Now, a decade on from his initial interest, Allardyce will arrive on the England managerial scene with bags of Premier League experience and a clear passion for his new job, but also possesses obvious flaws in his CV.
Nevertheless, it’s the 61-year-old that has pipped the FA’s other outlined option Steve Bruce to the post, and Allardyce will enter his latest position at 8/1 with Coral to guide England to a major international victory during his reign.
Big Sam the chosen one for Three Lions
Hodgson’s uninspiring tenure came to a damning end on French soil this summer, as he resigned from his position after England’s shocking last 16 defeat to a gallant Iceland outfit, having thrown away an early lead to lose 2-1.
That followed on from the Three Lions’ disastrous 2014 World Cup campaign too, having crashed out of the Brazil-hosted tournament in the group stage after defeats to Italy and Uruguay and a draw with Costa Rica condemned them to rock-bottom of their standings.
With the squad having seemingly been full of young talent and some experienced heads, fortunes never changed in France and it will now fall on Allardyce to pick up the slack and steer England in the right direction.
Big Sam, as he has become known during his time gracing the Premier League sidelines, is odds-on 8/11 to still be in charge of the Three Lions at Euro 2020, but his first duties as boss will be overseeing 2018 World Cup qualifiers.
England have been thrust into a promising Group F alongside Slovakia, Slovenia, Lithuania and Malta, while neighbours Scotland also feature and will provide Allardyce’s future side with arguably their toughest test.
Potential flaws for new appointment
Allardyce had been in charge of the Black Cats for just nine months but was instrumental in helping them retain their top-flight status last season, as they finished two points above the dropzone and bitter rivals Newcastle United.
The veteran coach has also previously been in charge at West Ham United, Newcastle United, Bolton Wanderers and Notts County, giving him plenty of experience throughout England ahead of his new role.
Although, unlike Hodgson who had earlier managed Switzerland and Finland, Allardyce possesses no international background, and has never managed any of the so called elite clubs of the Premier League in his long-standing career.
The Black Cats coach’s first game in charge will fall on September 4th, in a World Cup qualifier against Slovakia, meaning he will have to adjust swiftly to the international after his long expected appointed.
Although, Allardyce’s experience throughout the top-flight and his understanding of those players involved will no doubt help him settle into the role he has desired for a decade.
Allardyce gets ‘Special’ backing
Allardyce has become the 15th permanent England boss, with his career having begun back in 1994 with Blackpool, and he has since taken charge during 467 Premier League games.
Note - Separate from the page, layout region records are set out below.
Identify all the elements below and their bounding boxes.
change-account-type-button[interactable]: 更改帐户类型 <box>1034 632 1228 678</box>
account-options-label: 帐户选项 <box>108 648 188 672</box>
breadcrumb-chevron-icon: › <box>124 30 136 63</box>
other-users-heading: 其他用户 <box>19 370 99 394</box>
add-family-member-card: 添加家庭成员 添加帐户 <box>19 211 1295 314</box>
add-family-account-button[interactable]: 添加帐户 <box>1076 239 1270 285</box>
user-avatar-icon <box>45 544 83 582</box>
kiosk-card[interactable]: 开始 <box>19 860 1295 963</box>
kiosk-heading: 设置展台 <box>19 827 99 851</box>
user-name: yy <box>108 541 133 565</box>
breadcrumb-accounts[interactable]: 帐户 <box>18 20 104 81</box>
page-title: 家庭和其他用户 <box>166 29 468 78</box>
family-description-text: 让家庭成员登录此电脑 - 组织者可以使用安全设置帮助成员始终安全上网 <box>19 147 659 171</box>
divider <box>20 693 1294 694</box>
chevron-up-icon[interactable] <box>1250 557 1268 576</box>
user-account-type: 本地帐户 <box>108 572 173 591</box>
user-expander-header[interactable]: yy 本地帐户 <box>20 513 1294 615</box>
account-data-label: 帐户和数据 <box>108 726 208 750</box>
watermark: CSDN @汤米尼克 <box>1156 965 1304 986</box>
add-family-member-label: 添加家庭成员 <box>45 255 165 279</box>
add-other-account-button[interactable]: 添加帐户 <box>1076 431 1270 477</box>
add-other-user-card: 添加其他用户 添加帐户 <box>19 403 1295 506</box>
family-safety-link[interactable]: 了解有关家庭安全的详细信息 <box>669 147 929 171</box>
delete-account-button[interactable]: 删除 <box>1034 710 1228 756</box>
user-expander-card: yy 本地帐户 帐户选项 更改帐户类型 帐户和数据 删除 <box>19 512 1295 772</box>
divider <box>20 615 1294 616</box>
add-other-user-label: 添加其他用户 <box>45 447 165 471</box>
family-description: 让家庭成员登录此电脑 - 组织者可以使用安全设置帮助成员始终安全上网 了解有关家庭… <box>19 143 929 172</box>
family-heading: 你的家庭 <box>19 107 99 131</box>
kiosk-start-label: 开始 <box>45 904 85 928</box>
Only former Manchester United boss Sir Alex Ferguson, current Arsenal manager Arsene Wenger and former Tottenham coach Harry Redknapp have overseen more in the top tier.
Another glaring omission from Big Sam’s career is a major trophy, but he did secure promotion to the top-flight with both former clubs Bolton and West Ham, while also winning Division Three with Notts County back in 1998.
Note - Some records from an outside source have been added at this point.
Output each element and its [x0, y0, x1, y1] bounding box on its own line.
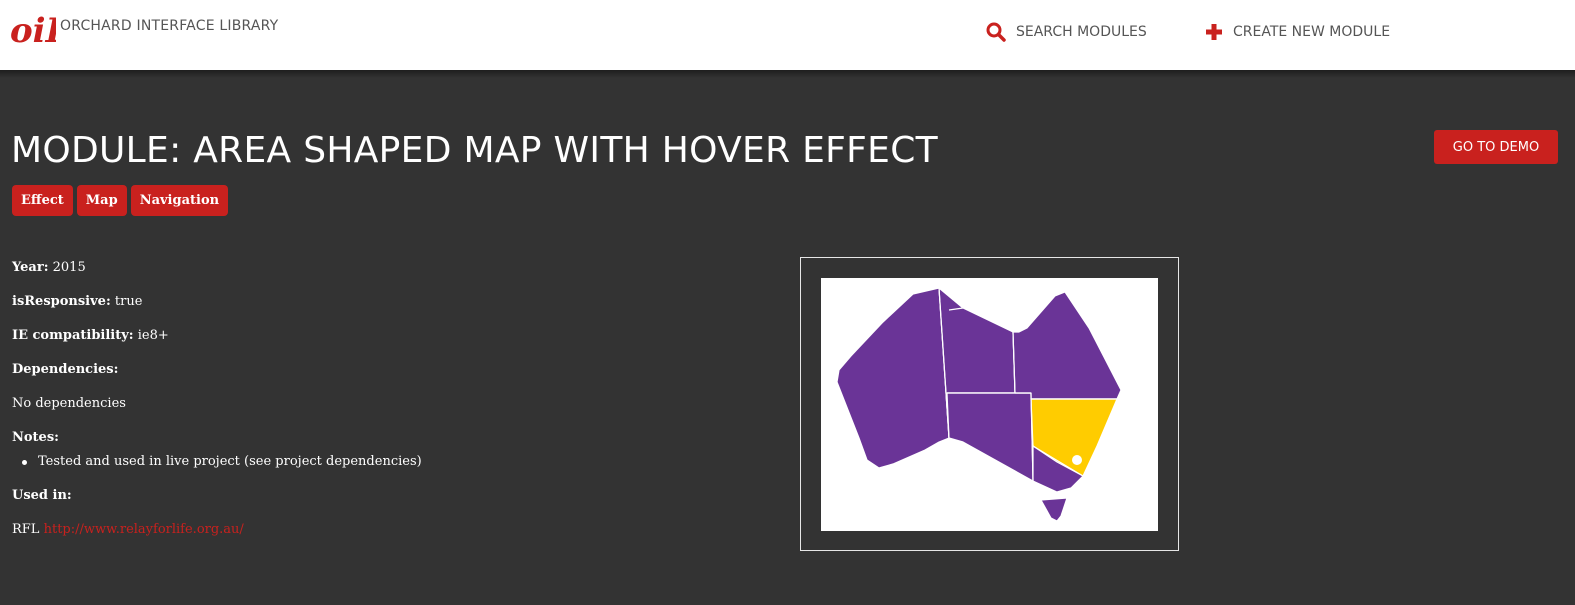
map-region-sa[interactable] — [946, 392, 1034, 482]
used-in-label: Used in: — [12, 488, 72, 503]
create-module-link[interactable]: CREATE NEW MODULE — [1205, 22, 1390, 42]
page-title: MODULE: AREA SHAPED MAP WITH HOVER EFFEC… — [11, 130, 938, 171]
used-in-label-row: Used in: — [12, 487, 422, 521]
year-value: 2015 — [52, 260, 86, 275]
dependencies-label-row: Dependencies: — [12, 361, 422, 395]
used-in-value-row: RFL http://www.relayforlife.org.au/ — [12, 521, 422, 555]
notes-label: Notes: — [12, 430, 59, 445]
header-shadow — [0, 70, 1575, 78]
responsive-label: isResponsive: — [12, 294, 111, 309]
responsive-row: isResponsive: true — [12, 293, 422, 327]
search-modules-link[interactable]: SEARCH MODULES — [986, 22, 1147, 42]
module-details: Year: 2015 isResponsive: true IE compati… — [12, 259, 422, 555]
map-region-wa[interactable] — [836, 287, 950, 469]
search-modules-label: SEARCH MODULES — [1016, 24, 1147, 40]
brand-name[interactable]: ORCHARD INTERFACE LIBRARY — [60, 18, 278, 34]
go-to-demo-button[interactable]: GO TO DEMO — [1434, 130, 1558, 164]
used-in-prefix: RFL — [12, 522, 40, 537]
australia-map — [836, 287, 1122, 522]
map-preview-frame[interactable] — [800, 257, 1179, 551]
list-item: Tested and used in live project (see pro… — [12, 452, 422, 472]
dependencies-value: No dependencies — [12, 396, 126, 411]
map-act-marker[interactable] — [1072, 455, 1082, 465]
map-region-qld[interactable] — [1012, 291, 1122, 400]
year-label: Year: — [12, 260, 49, 275]
map-preview-image — [821, 278, 1158, 531]
relay-for-life-link[interactable]: http://www.relayforlife.org.au/ — [44, 522, 244, 537]
oil-logo[interactable]: oiL — [10, 8, 70, 51]
create-module-label: CREATE NEW MODULE — [1233, 24, 1391, 40]
map-region-tas[interactable] — [1040, 497, 1068, 522]
dependencies-value-row: No dependencies — [12, 395, 422, 429]
tag-map[interactable]: Map — [76, 185, 127, 216]
tag-navigation[interactable]: Navigation — [130, 185, 229, 216]
svg-text:oiL: oiL — [10, 11, 56, 48]
tag-effect[interactable]: Effect — [12, 185, 73, 216]
dependencies-label: Dependencies: — [12, 362, 119, 377]
top-header: oiL ORCHARD INTERFACE LIBRARY SEARCH MOD… — [0, 0, 1575, 70]
plus-icon — [1206, 24, 1222, 40]
responsive-value: true — [114, 294, 143, 309]
tag-list: Effect Map Navigation — [12, 185, 229, 216]
search-icon — [986, 22, 1006, 42]
ie-compat-value: ie8+ — [137, 328, 169, 343]
ie-compat-label: IE compatibility: — [12, 328, 134, 343]
year-row: Year: 2015 — [12, 259, 422, 293]
notes-list: Tested and used in live project (see pro… — [12, 452, 422, 472]
ie-compat-row: IE compatibility: ie8+ — [12, 327, 422, 361]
Such an appointment has already angered a number of fans, who think Allardyce will bring an old-fashioned lump-it-up style into the England set-up, though there are many who see him as a coup, including recently appointed Man Utd boss Jose Mourinho.
Speaking during his pre-season duties with the Red Devils in China, Mourinho stated: “I think Sam never had the big chance at the highest level – lots of experiences in the Premier League but never that big one.
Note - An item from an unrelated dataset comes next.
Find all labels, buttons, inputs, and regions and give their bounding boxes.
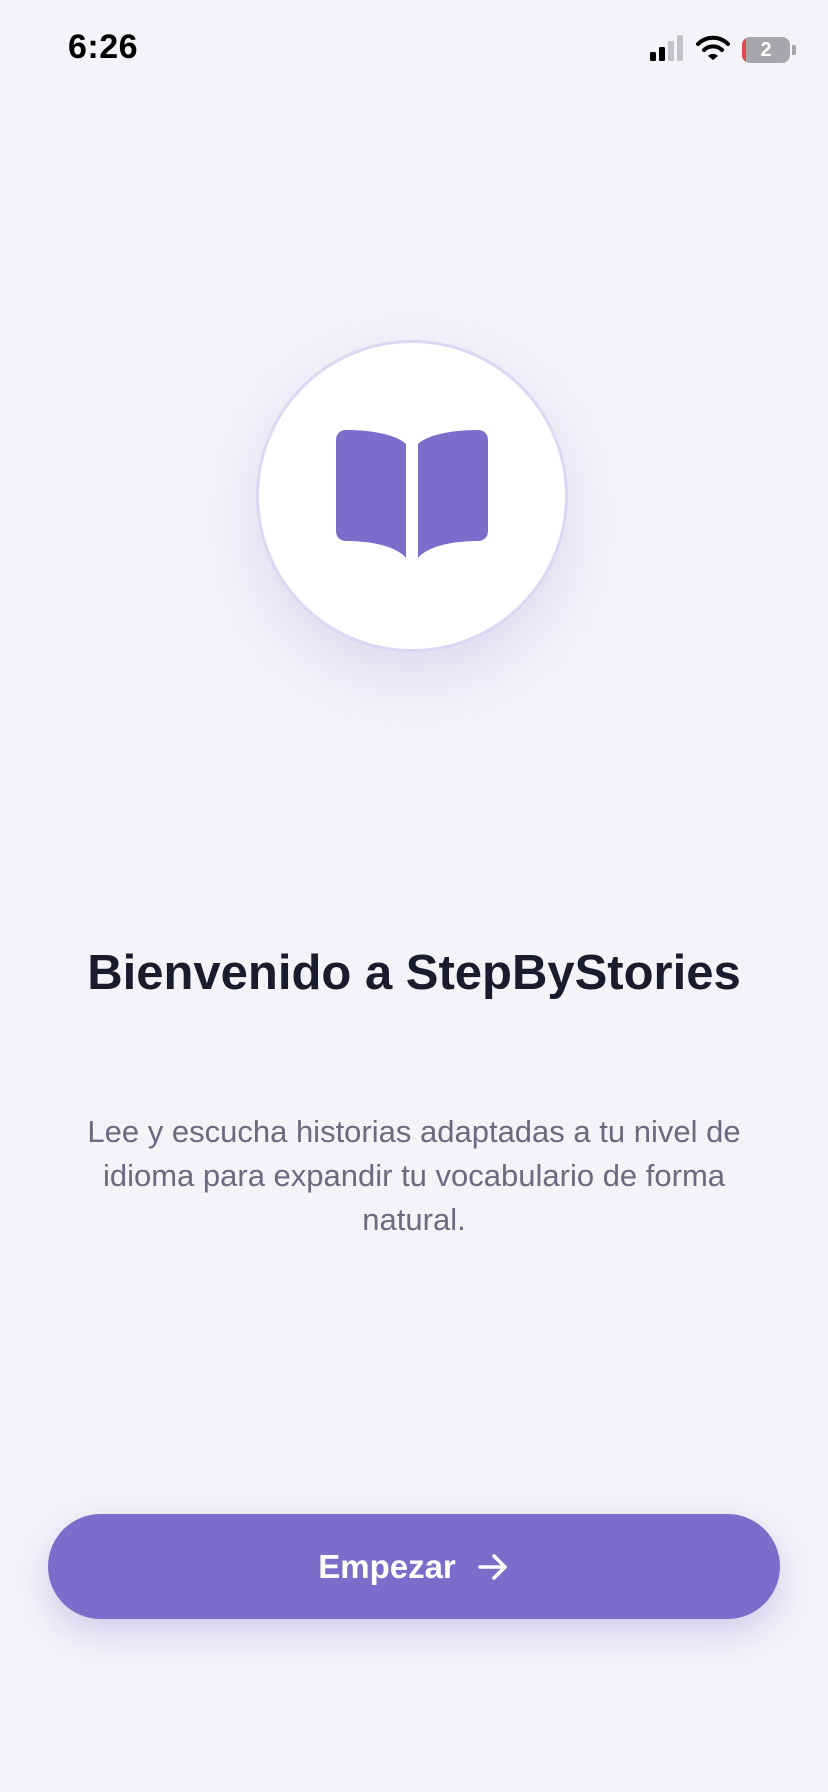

“And now he has the big one, so I think he is more than ready. I think he is a good motivator, I think he can create a good team spirit with his player and I wish him the best.
“I hope you can do the same because it’s your time. In Portugal we were waiting and waiting and finally we got it [at Euro 2016]. I think it is time for you because ’66 [when England won their one and only major trophy] was a long time ago, so good luck Big Sam.”
Allardyce is evens to not be in charge when Euro 2020 rolls around in four years time, but the experienced coach will hope to have already enjoyed a quick rise to prominence in his new role by then, with England now set for a new era on the eve of crucial 2018 World Cup qualifiers.